VTK-m perform cuda kernel scheduling parameter sweep studies
Capturing discussion found at: !1576 (merged)
Tasks:
-
Refactor GetGridsAndBlocks to call a function that will compute the 1D or 3D grid and block values. This would replace getNumSMs
but use the samecall_once
caching strategy. -
Refactor GetGridsAndBlocks 3D to use the computed values for the special cases( flat in X, small grids ). -
Add in environment controls to allow for parameter sweeps. This would go into the function that replaces getNumSMs
so that enviornment can control all. -
Remove cuda/internal/TaskTuner.h
and related code which isn't needed now that we have environment controls. -
Do parameter sweep studies on all hardware we have access to, and build out a spreadsheet of values that are better for each hardware component -
Add these computed values to the function that computes the 1D/3D grid and block values.

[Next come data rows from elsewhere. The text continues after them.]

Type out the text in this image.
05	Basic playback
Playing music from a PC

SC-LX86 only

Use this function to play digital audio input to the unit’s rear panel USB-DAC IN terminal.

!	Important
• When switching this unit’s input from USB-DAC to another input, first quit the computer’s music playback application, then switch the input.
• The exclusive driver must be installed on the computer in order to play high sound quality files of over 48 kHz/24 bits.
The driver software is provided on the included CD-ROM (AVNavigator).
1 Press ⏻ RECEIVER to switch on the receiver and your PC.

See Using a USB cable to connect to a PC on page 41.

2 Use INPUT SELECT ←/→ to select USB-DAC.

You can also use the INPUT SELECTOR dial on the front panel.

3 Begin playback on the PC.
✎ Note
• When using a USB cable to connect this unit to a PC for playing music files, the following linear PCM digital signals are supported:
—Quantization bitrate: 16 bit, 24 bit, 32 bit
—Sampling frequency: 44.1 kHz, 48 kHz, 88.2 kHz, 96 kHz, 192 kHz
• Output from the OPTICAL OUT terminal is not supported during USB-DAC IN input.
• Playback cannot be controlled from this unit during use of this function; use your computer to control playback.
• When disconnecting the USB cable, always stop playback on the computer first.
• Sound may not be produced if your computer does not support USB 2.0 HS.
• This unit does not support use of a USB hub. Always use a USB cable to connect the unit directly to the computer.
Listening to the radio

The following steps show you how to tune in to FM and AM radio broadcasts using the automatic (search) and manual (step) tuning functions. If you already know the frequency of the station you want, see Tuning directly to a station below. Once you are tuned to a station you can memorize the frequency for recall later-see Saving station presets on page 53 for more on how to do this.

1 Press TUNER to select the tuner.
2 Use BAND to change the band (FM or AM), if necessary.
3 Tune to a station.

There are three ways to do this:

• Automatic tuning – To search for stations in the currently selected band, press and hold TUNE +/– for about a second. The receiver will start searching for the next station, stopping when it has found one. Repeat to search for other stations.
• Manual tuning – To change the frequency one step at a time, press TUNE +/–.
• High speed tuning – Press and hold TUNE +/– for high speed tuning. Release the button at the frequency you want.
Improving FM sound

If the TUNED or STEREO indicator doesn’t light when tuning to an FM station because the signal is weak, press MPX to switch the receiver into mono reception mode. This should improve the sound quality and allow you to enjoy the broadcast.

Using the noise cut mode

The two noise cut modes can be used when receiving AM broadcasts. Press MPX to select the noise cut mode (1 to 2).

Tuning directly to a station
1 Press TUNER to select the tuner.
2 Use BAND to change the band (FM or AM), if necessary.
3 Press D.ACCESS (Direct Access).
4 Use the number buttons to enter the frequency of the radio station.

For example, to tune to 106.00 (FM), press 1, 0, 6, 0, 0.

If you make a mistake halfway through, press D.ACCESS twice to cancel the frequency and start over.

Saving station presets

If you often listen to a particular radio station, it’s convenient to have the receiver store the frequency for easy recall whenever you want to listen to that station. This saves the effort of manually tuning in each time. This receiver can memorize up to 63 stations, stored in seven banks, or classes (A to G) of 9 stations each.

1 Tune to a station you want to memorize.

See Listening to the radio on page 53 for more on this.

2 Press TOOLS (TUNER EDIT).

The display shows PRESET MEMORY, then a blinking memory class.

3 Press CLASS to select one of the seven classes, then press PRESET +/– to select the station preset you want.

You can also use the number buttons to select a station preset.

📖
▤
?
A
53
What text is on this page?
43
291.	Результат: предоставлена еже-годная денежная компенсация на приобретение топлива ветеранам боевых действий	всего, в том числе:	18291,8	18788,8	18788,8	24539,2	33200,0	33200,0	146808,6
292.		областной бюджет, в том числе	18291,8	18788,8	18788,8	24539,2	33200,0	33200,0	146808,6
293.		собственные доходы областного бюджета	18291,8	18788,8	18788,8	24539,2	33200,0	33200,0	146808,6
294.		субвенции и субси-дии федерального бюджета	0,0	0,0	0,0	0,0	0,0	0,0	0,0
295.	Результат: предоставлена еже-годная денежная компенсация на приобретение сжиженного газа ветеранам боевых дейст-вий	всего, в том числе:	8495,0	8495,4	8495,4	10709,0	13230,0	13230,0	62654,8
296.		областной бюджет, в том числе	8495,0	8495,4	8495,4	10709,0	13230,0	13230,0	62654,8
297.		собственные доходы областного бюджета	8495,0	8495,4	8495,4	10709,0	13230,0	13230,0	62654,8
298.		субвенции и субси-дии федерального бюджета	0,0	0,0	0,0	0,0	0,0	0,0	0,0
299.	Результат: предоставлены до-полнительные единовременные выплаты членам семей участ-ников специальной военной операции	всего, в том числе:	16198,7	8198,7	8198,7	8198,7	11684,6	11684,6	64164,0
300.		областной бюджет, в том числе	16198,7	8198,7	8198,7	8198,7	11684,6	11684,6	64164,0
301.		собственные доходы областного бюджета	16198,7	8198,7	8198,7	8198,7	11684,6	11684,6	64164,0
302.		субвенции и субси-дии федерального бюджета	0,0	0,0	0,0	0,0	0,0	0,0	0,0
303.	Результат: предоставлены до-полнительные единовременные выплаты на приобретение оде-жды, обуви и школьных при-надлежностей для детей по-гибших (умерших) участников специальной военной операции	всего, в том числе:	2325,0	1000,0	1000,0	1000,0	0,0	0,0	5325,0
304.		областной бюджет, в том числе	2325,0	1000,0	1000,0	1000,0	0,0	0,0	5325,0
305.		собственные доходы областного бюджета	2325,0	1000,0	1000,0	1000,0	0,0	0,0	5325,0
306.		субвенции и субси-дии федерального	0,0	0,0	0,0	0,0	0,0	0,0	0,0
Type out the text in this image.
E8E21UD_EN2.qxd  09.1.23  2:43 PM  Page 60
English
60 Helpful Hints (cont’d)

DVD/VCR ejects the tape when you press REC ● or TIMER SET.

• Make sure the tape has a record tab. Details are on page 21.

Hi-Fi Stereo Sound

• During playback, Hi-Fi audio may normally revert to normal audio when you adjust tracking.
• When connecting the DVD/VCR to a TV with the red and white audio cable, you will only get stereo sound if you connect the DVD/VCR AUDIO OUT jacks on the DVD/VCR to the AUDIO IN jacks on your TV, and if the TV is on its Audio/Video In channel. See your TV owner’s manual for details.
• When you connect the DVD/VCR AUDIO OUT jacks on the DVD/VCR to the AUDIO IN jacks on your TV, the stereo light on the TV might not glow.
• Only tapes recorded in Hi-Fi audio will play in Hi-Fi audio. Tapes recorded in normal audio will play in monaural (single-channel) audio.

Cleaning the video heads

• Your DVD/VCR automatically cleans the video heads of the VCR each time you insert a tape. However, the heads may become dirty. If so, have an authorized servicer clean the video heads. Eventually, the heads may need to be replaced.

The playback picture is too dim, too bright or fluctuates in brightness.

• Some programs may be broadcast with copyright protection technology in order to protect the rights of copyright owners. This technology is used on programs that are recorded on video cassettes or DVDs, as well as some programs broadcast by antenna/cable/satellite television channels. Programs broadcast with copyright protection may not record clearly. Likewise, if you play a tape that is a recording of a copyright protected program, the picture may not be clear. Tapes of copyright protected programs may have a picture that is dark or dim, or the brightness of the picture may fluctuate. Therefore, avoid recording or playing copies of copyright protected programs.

A rough idea on how we can encode the best grid and block values is (https://godbolt.org/z/8aqMWM):
enum struct GPU_ARCH { OTHER, PASCAL, VOLTA, TURING };
enum struct GPU_STRATA { ANY, CONSUMER, WORKSTATION, HPC, };
struct Presets
{
GPU_ARCH architecture;
GPU_STRATA strata;
int one_d_blocks_per_sm;
int one_d_grids_per_block;
int three_d_blocks_per_sm;
int three_d_grids_per_block[3];
};
void BuildSchedulingPresets(std::vector<Presets>& presets)
{
presets = std::vector<Presets>{
{ GPU_ARCH::OTHER, GPU_STRATA::ANY, 32, 128, 32, {4, 4, 4} },
{ GPU_ARCH::PASCAL, GPU_STRATA::ANY, 32, 128, 32, {4, 4, 4} },
{ GPU_ARCH::PASCAL, GPU_STRATA::WORKSTATION, 32, 256, 32, {8, 8, 8} },
{ GPU_ARCH::PASCAL, GPU_STRATA::HPC, 128, 512, 128, {8, 8, 8} },
{ GPU_ARCH::VOLTA, GPU_STRATA::ANY, 32, 128, 32, {4, 4, 4} },
{ GPU_ARCH::VOLTA, GPU_STRATA::WORKSTATION, 32, 256, 32, {8, 8, 8} },
{ GPU_ARCH::VOLTA, GPU_STRATA::HPC, 128, 512, 128, {8, 8, 8} },
{ GPU_ARCH::TURING, GPU_STRATA::ANY, 32, 512, 21, {16, 16, 16} },
};
}